At the opening of the hearing, the businessman himself requested his release by addressing the judges. "I demand the end of this illegal and discriminatory procedure which has resulted in my imprisonment for two years," he said.

Osman Kavala, a well-known figure in intellectual circles in Europe, is accused along with 15 other people of "attempting to overthrow the government" for having supported an anti-government protest movement in 2013, known as the "Gezi movement".

The philanthropist is accused of having financed this movement against the current president, Recep Tayyip Erdogan, who at that time occupied the post of Prime Minister.
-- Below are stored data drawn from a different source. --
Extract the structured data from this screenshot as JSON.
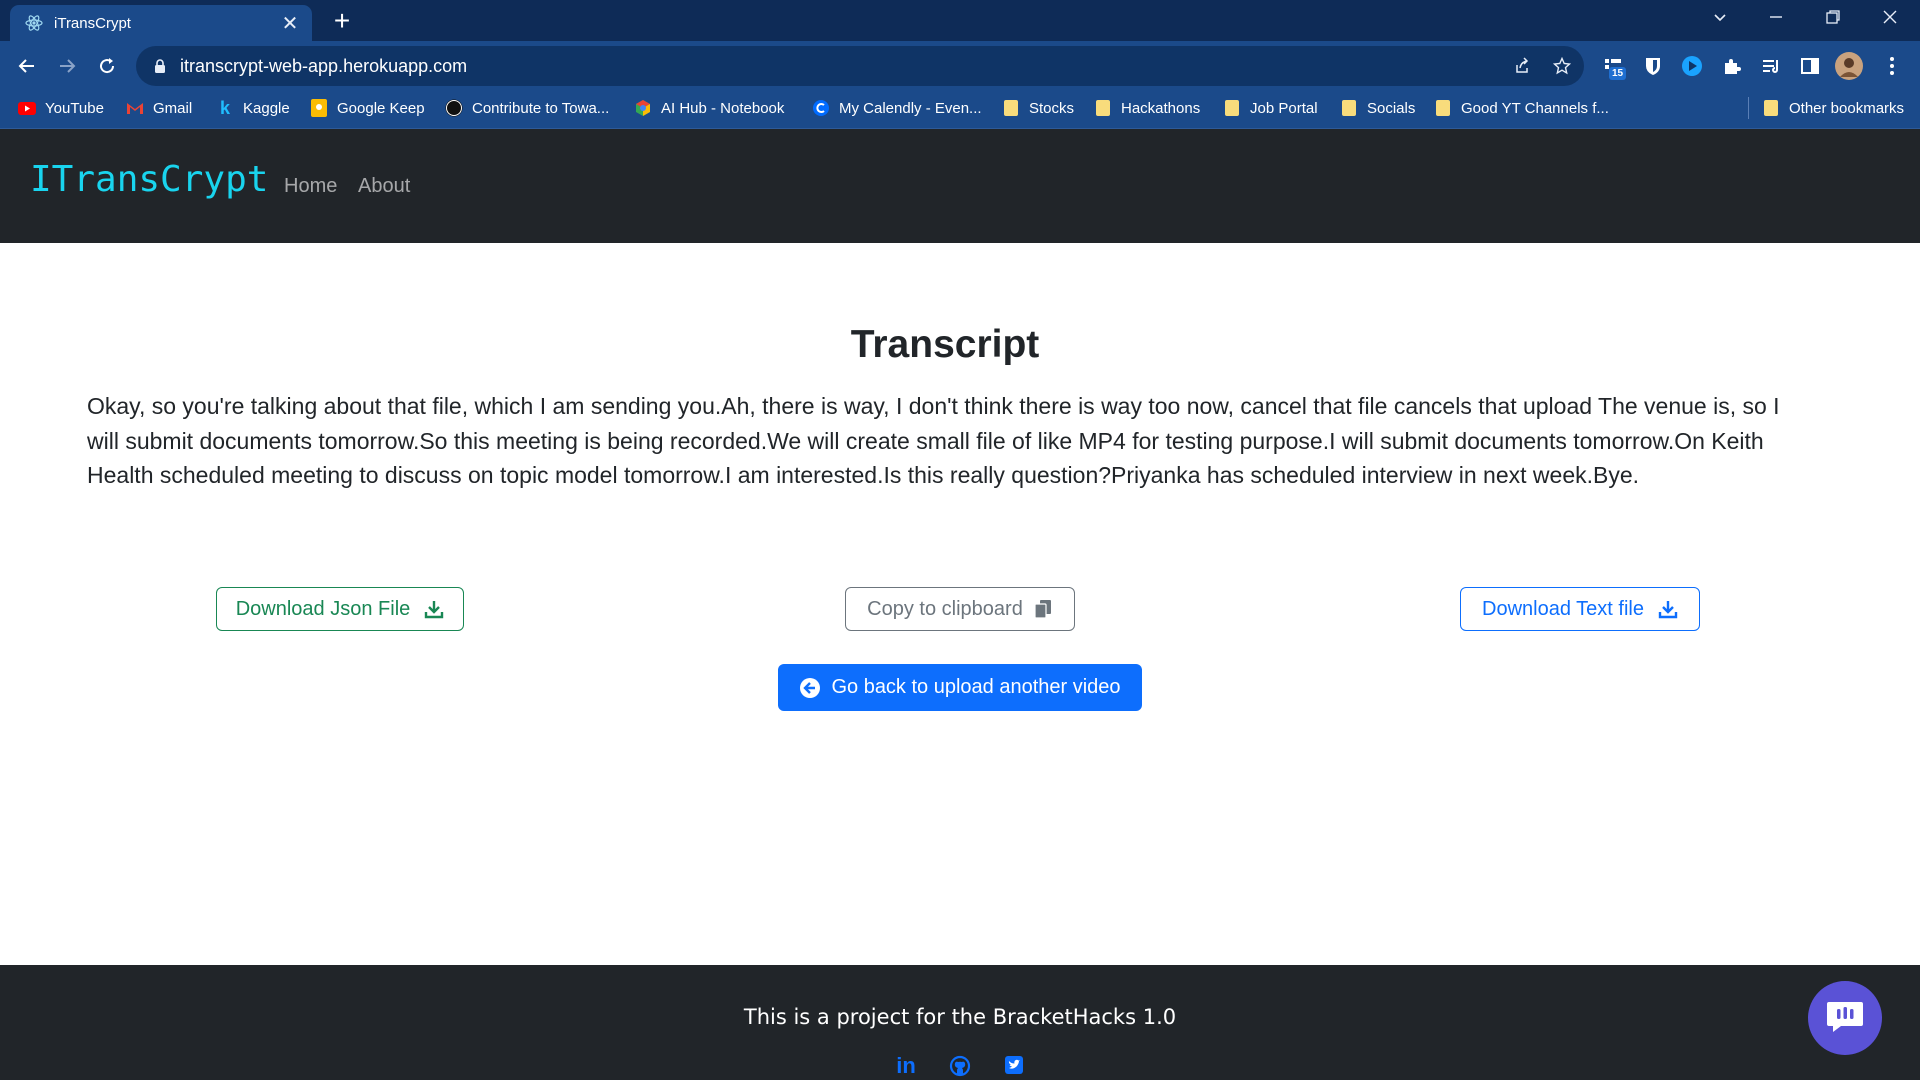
{
  "browser": {
    "tab_title": "iTransCrypt",
    "url": "itranscrypt-web-app.herokuapp.com",
    "extension_badge": "15",
    "bookmarks": [
      {
        "label": "YouTube",
        "icon": "youtube-icon"
      },
      {
        "label": "Gmail",
        "icon": "gmail-icon"
      },
      {
        "label": "Kaggle",
        "icon": "kaggle-icon"
      },
      {
        "label": "Google Keep",
        "icon": "keep-icon"
      },
      {
        "label": "Contribute to Towa...",
        "icon": "medium-icon"
      },
      {
        "label": "AI Hub - Notebook",
        "icon": "aihub-icon"
      },
      {
        "label": "My Calendly - Even...",
        "icon": "calendly-icon"
      },
      {
        "label": "Stocks",
        "icon": "folder-icon"
      },
      {
        "label": "Hackathons",
        "icon": "folder-icon"
      },
      {
        "label": "Job Portal",
        "icon": "folder-icon"
      },
      {
        "label": "Socials",
        "icon": "folder-icon"
      },
      {
        "label": "Good YT Channels f...",
        "icon": "folder-icon"
      }
    ],
    "other_bookmarks": "Other bookmarks"
  },
  "site": {
    "brand": "ITransCrypt",
    "nav": [
      "Home",
      "About"
    ]
  },
  "main": {
    "title": "Transcript",
    "transcript": "Okay, so you're talking about that file, which I am sending you.Ah, there is way, I don't think there is way too now, cancel that file cancels that upload The venue is, so I will submit documents tomorrow.So this meeting is being recorded.We will create small file of like MP4 for testing purpose.I will submit documents tomorrow.On Keith Health scheduled meeting to discuss on topic model tomorrow.I am interested.Is this really question?Priyanka has scheduled interview in next week.Bye.",
    "buttons": {
      "download_json": "Download Json File",
      "copy_clipboard": "Copy to clipboard",
      "download_text": "Download Text file",
      "go_back": "Go back to upload another video"
    }
  },
  "footer": {
    "text": "This is a project for the BracketHacks 1.0",
    "socials": [
      "linkedin-icon",
      "github-icon",
      "twitter-icon"
    ]
  },
  "colors": {
    "navbar_bg": "#212529",
    "brand": "#19d4ee",
    "success": "#198754",
    "secondary": "#6c757d",
    "primary": "#0d6efd",
    "chat_bubble": "#5a52d6"
  }
}
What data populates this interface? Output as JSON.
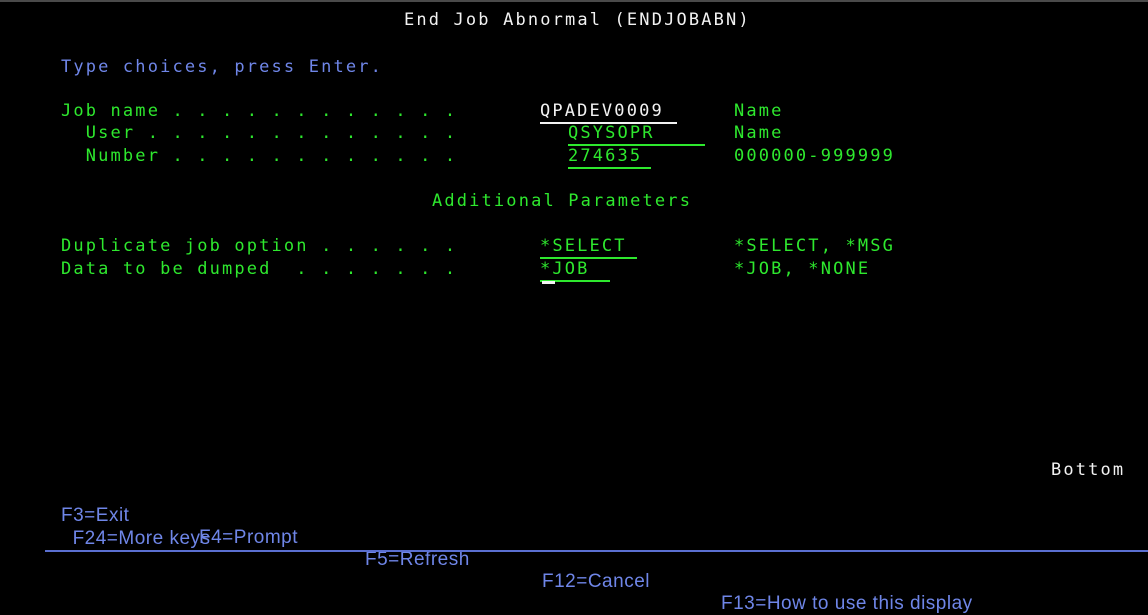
{
  "screen": {
    "title": "End Job Abnormal (ENDJOBABN)",
    "instruction": "Type choices, press Enter.",
    "section_heading": "Additional Parameters",
    "scroll_indicator": "Bottom"
  },
  "fields": [
    {
      "label": "Job name . . . . . . . . . . . .",
      "value": "QPADEV0009",
      "hint": "Name"
    },
    {
      "label": "  User . . . . . . . . . . . . .",
      "value": "QSYSOPR",
      "hint": "Name"
    },
    {
      "label": "  Number . . . . . . . . . . . .",
      "value": "274635",
      "hint": "000000-999999"
    }
  ],
  "additional_fields": [
    {
      "label": "Duplicate job option . . . . . .",
      "value": "*SELECT",
      "hint": "*SELECT, *MSG"
    },
    {
      "label": "Data to be dumped  . . . . . . .",
      "value": "*JOB",
      "hint": "*JOB, *NONE"
    }
  ],
  "function_keys": [
    {
      "label": "F3=Exit"
    },
    {
      "label": "F4=Prompt"
    },
    {
      "label": "F5=Refresh"
    },
    {
      "label": "F12=Cancel"
    },
    {
      "label": "F13=How to use this display"
    },
    {
      "label": "F24=More keys"
    }
  ],
  "colors": {
    "background": "#000000",
    "protected_text": "#2ee82e",
    "instruction_text": "#6f86e8",
    "title_text": "#f2f2f2"
  }
}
In this case, which arouses the concern of human rights defenders, the 16 accused risk life imprisonment. They denounce a "witch hunt" and assure that there is "not the shadow of a proof" to support the accusation.

Symbol of repression

The day before the hearing, nine NGOs, including Amnesty International and Reporters Without Borders (RSF), had called for the release of Osman Kavala and his co-defendants, saying their trial was "an example of the punishment used the government against dissent and is part of a wider crackdown on civil society. "

At the hearing, MEP Sergey Lagodinsky, chairman of the delegation to the EU-Turkey Joint Parliamentary Committee, said before the announcement of the decision that it would be "an important test of whether Turkish justice [ could] comply with European standards ".

"I think it's quite disappointing," he said after the verdict. It was hoped that the ECHR decision would be followed and that was not the case, "he said, saying that Osman Kavala" had no place in prison ".

The incarceration of the patron for two years has made him the symbol of the repression orchestrated against civil society in Turkey, in particular since an attempted coup in 2016 followed by massive purges.